Comme le remarque le journaliste de la Zeit Martin Machowecz, “aucune décision politique n’a été aussi populaire que celle prise par le Bundestag en mars 2011, à savoir la fin du service militaire obligatoire”. La mesure était à l’époque perçue par beaucoup comme une bonne nouvelle. “Les plus vieux se sont réjouis que leurs enfants et petits-enfants ne soient pas forcés d’y participer. Et les enfants et petits-enfants se sont réjouis pour eux-mêmes : ils ne prendraient pas part à la guerre.”

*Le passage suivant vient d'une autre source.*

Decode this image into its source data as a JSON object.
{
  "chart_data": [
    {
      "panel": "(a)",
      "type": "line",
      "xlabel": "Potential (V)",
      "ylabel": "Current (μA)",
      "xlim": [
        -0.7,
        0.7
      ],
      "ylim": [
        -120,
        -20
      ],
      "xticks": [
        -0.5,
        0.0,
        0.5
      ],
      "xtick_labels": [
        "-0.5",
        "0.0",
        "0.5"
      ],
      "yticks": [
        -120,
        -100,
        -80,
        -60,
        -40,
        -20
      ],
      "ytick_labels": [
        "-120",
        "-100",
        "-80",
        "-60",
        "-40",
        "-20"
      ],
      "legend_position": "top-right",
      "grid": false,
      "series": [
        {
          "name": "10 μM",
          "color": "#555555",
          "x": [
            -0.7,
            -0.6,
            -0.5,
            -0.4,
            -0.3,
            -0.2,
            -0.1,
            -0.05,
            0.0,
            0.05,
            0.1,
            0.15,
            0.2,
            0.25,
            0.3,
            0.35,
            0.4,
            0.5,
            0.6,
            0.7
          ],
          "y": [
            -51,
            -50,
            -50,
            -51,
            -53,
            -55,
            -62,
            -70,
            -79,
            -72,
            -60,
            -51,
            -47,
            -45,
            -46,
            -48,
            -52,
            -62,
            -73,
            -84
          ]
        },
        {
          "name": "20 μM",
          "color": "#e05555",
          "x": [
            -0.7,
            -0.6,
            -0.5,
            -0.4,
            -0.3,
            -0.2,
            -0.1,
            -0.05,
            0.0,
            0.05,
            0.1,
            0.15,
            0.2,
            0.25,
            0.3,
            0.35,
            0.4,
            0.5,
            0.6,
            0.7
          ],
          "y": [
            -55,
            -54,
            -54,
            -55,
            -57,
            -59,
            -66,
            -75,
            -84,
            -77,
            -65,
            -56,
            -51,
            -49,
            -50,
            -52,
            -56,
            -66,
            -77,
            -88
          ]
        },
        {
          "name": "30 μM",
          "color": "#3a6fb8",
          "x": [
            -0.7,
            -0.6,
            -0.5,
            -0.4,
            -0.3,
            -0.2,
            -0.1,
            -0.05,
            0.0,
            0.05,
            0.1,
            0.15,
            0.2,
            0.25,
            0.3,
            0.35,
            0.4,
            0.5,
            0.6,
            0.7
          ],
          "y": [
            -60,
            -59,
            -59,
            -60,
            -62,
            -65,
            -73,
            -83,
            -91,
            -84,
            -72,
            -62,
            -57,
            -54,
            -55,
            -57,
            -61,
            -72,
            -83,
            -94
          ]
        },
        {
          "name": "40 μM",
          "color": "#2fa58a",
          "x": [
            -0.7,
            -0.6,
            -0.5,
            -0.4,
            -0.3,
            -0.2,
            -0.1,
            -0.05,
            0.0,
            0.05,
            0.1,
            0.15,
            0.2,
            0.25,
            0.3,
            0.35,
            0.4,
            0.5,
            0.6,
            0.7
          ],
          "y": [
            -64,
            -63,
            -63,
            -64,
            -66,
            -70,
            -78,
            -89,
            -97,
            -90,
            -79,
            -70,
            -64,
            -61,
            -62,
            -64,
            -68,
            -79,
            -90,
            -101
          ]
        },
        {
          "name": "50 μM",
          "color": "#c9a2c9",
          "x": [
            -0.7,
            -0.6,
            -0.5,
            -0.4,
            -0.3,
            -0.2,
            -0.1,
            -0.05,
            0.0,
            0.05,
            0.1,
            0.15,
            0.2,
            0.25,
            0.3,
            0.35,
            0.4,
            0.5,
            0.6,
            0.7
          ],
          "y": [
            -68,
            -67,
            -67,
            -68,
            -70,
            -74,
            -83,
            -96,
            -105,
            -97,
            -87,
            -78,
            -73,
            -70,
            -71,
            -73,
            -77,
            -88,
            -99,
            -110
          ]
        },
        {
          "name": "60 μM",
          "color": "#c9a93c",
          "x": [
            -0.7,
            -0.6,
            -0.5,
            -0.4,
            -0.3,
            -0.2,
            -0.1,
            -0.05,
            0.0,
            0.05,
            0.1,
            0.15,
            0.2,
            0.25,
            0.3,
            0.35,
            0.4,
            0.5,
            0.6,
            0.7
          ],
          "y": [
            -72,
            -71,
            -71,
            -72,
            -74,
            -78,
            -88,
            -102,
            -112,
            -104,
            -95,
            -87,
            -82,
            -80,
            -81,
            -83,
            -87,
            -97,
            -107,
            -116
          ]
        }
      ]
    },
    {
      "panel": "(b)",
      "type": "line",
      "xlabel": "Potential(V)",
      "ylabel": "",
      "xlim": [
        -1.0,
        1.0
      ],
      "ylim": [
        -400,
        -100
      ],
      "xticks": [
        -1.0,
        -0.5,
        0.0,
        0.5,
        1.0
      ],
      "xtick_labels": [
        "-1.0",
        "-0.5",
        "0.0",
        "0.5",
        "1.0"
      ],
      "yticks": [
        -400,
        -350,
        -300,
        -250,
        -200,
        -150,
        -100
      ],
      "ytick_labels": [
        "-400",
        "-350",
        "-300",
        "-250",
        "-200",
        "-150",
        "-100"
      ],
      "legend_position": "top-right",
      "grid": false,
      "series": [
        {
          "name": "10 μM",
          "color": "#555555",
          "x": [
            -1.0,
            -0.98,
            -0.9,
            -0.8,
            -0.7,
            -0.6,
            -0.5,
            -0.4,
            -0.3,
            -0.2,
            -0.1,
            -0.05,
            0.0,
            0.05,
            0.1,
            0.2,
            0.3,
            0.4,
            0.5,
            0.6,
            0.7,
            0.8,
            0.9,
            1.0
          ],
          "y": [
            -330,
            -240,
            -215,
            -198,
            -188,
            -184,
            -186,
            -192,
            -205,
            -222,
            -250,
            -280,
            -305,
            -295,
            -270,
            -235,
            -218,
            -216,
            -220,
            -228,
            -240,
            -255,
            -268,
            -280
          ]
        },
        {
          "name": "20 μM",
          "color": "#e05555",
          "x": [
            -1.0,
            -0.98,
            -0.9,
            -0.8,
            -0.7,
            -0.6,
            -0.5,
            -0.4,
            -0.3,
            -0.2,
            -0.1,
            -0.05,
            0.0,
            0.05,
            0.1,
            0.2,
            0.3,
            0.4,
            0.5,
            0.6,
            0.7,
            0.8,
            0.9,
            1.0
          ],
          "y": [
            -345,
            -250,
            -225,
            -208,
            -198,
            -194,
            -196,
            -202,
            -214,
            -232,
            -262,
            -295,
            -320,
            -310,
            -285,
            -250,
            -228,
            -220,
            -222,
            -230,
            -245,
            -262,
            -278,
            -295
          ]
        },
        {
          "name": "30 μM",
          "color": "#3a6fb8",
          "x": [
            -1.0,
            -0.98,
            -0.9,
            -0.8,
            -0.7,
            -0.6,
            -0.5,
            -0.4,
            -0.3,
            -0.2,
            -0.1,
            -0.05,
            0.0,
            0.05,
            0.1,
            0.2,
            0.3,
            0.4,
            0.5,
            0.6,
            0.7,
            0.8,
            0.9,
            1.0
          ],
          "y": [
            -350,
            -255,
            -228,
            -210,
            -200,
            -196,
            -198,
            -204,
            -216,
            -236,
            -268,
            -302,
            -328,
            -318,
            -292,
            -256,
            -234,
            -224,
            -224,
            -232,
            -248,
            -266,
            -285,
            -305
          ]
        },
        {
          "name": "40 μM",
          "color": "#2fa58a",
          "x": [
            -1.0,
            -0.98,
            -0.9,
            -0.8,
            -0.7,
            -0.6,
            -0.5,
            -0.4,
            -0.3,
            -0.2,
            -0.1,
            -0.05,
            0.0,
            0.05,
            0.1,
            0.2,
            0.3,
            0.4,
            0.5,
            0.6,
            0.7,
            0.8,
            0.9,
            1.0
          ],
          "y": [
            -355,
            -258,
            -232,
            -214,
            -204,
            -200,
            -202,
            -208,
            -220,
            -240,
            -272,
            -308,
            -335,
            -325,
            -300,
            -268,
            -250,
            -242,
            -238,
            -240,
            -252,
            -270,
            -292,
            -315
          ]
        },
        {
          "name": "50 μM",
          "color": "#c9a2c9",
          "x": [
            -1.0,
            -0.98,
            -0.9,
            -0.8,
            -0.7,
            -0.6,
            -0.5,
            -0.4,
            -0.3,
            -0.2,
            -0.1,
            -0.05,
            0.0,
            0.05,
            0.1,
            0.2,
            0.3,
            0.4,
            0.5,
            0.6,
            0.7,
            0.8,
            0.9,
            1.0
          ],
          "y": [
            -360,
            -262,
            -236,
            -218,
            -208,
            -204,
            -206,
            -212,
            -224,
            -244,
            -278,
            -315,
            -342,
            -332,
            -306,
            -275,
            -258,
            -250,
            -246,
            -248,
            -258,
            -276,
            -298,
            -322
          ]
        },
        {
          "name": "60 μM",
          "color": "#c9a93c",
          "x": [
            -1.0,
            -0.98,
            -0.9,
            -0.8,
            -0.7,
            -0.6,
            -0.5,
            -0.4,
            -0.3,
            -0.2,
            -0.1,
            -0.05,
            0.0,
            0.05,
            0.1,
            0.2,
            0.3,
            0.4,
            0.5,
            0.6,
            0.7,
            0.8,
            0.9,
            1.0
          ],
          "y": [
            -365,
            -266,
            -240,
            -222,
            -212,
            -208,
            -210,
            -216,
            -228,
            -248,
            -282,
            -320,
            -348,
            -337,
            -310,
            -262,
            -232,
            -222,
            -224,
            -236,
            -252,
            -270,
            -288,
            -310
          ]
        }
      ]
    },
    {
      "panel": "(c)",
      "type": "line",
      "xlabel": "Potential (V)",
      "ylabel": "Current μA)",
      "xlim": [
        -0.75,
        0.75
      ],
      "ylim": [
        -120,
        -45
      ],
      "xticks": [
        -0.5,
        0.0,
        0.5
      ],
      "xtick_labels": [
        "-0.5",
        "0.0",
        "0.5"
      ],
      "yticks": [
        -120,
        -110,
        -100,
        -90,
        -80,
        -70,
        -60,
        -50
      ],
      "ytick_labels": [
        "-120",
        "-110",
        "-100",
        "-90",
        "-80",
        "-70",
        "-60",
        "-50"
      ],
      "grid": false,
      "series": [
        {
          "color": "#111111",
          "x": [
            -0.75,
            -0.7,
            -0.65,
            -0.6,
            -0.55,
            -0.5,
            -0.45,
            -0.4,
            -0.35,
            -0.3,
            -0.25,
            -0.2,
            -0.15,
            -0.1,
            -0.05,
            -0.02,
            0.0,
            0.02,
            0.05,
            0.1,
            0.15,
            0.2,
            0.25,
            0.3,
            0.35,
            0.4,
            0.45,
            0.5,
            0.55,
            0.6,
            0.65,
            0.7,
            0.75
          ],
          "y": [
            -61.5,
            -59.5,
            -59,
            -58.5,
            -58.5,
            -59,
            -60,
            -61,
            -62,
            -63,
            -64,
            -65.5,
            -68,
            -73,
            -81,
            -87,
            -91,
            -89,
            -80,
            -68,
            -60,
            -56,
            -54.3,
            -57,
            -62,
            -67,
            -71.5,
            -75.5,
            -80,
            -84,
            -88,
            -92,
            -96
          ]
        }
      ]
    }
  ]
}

Mais pour l’hebdomadaire de gauche, l’abandon de l’obligation de conscription a eu des effets désastreux sur la société allemande. “Cela a détruit encore davantage le lien qu’entretenaient les Allemands avec leur armée, un lien déjà très controversé, explique le titre. À cause de cette législation, les citoyens se sont mis à considérer la sécurité comme une prestation de service. Cela a entretenu l’illusion que l’on pouvait laisser la guerre aux professionnels et à ceux qui s’y connaissent.”

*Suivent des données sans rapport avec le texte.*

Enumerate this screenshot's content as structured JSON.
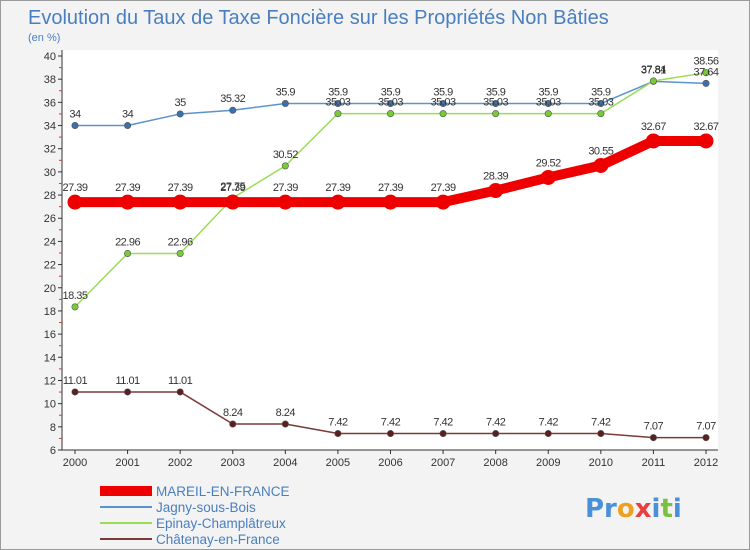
{
  "chart_data": {
    "type": "line",
    "title": "Evolution du Taux de Taxe Foncière sur les Propriétés Non Bâties",
    "subtitle": "(en %)",
    "xlabel": "",
    "ylabel": "(en %)",
    "ylim": [
      6,
      40
    ],
    "yticks": [
      "6",
      "8",
      "10",
      "12",
      "14",
      "16",
      "18",
      "20",
      "22",
      "24",
      "26",
      "28",
      "30",
      "32",
      "34",
      "36",
      "38",
      "40"
    ],
    "categories": [
      "2000",
      "2001",
      "2002",
      "2003",
      "2004",
      "2005",
      "2006",
      "2007",
      "2008",
      "2009",
      "2010",
      "2011",
      "2012"
    ],
    "series": [
      {
        "name": "Jagny-sous-Bois",
        "color": "#5b93cc",
        "marker": "#3a6fb0",
        "width": "thin",
        "values": [
          34,
          34,
          35,
          35.32,
          35.9,
          35.9,
          35.9,
          35.9,
          35.9,
          35.9,
          35.9,
          37.81,
          37.64
        ],
        "labels": [
          "34",
          "34",
          "35",
          "35.32",
          "35.9",
          "35.9",
          "35.9",
          "35.9",
          "35.9",
          "35.9",
          "35.9",
          "37.81",
          "37.64"
        ]
      },
      {
        "name": "Epinay-Champlâtreux",
        "color": "#99dd55",
        "marker": "#77cc33",
        "width": "thin",
        "values": [
          18.35,
          22.96,
          22.96,
          27.75,
          30.52,
          35.03,
          35.03,
          35.03,
          35.03,
          35.03,
          35.03,
          37.84,
          38.56
        ],
        "labels": [
          "18.35",
          "22.96",
          "22.96",
          "27.75",
          "30.52",
          "35.03",
          "35.03",
          "35.03",
          "35.03",
          "35.03",
          "35.03",
          "37.84",
          "38.56"
        ]
      },
      {
        "name": "Châtenay-en-France",
        "color": "#7a3a3a",
        "marker": "#5a2020",
        "width": "thin",
        "values": [
          11.01,
          11.01,
          11.01,
          8.24,
          8.24,
          7.42,
          7.42,
          7.42,
          7.42,
          7.42,
          7.42,
          7.07,
          7.07
        ],
        "labels": [
          "11.01",
          "11.01",
          "11.01",
          "8.24",
          "8.24",
          "7.42",
          "7.42",
          "7.42",
          "7.42",
          "7.42",
          "7.42",
          "7.07",
          "7.07"
        ]
      },
      {
        "name": "MAREIL-EN-FRANCE",
        "color": "#ee0000",
        "marker": "#ee0000",
        "width": "thick",
        "values": [
          27.39,
          27.39,
          27.39,
          27.39,
          27.39,
          27.39,
          27.39,
          27.39,
          28.39,
          29.52,
          30.55,
          32.67,
          32.67
        ],
        "labels": [
          "27.39",
          "27.39",
          "27.39",
          "27.39",
          "27.39",
          "27.39",
          "27.39",
          "27.39",
          "28.39",
          "29.52",
          "30.55",
          "32.67",
          "32.67"
        ]
      }
    ],
    "legend": [
      "MAREIL-EN-FRANCE",
      "Jagny-sous-Bois",
      "Epinay-Champlâtreux",
      "Châtenay-en-France"
    ],
    "legend_position": "bottom-left",
    "grid": false
  },
  "brand": {
    "logo_parts": [
      "Pr",
      "o",
      "x",
      "i",
      "t",
      "i"
    ]
  }
}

Renouer des liens avec la Bundeswehr

Le journal voit un lien de cause à effet entre l’état déplorable de la Bundeswehr et la fin du service militaire obligatoire. Il plaide donc pour le retour de ce genre d’initiative, mais de manière “plus libre et joyeuse”.

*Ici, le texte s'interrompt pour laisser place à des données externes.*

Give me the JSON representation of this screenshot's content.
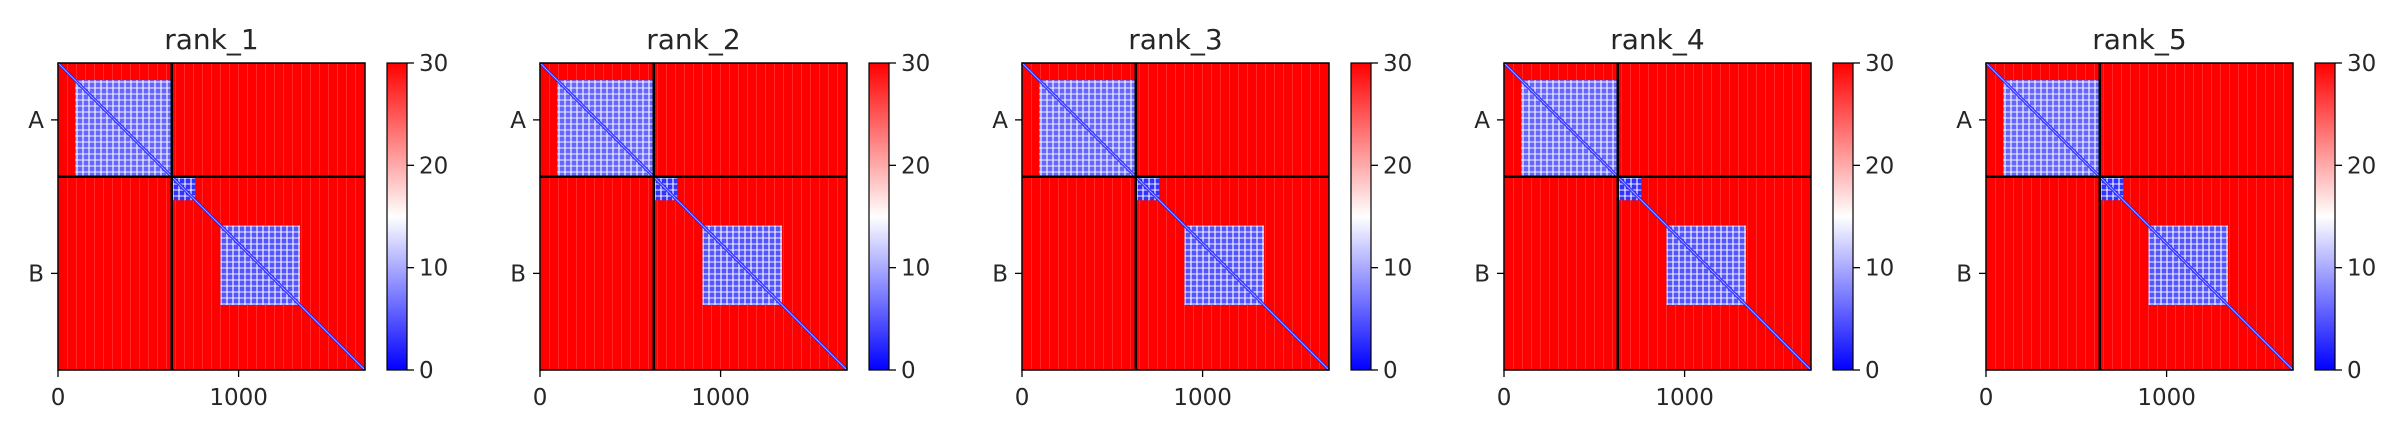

“Si le service militaire obligatoire était réintroduit, il devrait concerner tous les jeunes, y compris les femmes”, affirme-t-il, insistant sur l’importance d’ouvrir “le club d’hommes” qu’est actuellement l’armée. Il pourrait ne durer que six mois, l’important étant d’intégrer à nouveau la Bundeswehr au quotidien de presque toutes les familles allemandes.

Avec un service militaire obligatoire universel – et son alternative civile –, les jeunes Allemands pourraient réfléchir plus longuement aux causes défendues par leur armée. Surtout, ils seraient prêts en cas d’éventuelles attaques, alors que la guerre est de nouveau proche, conclut Martin Machowecz :

“Rétablir le service militaire, c’est envoyer un message. Nous aussi, nous sommes prêts à nous battre, corps et âme, en cas d’urgence.”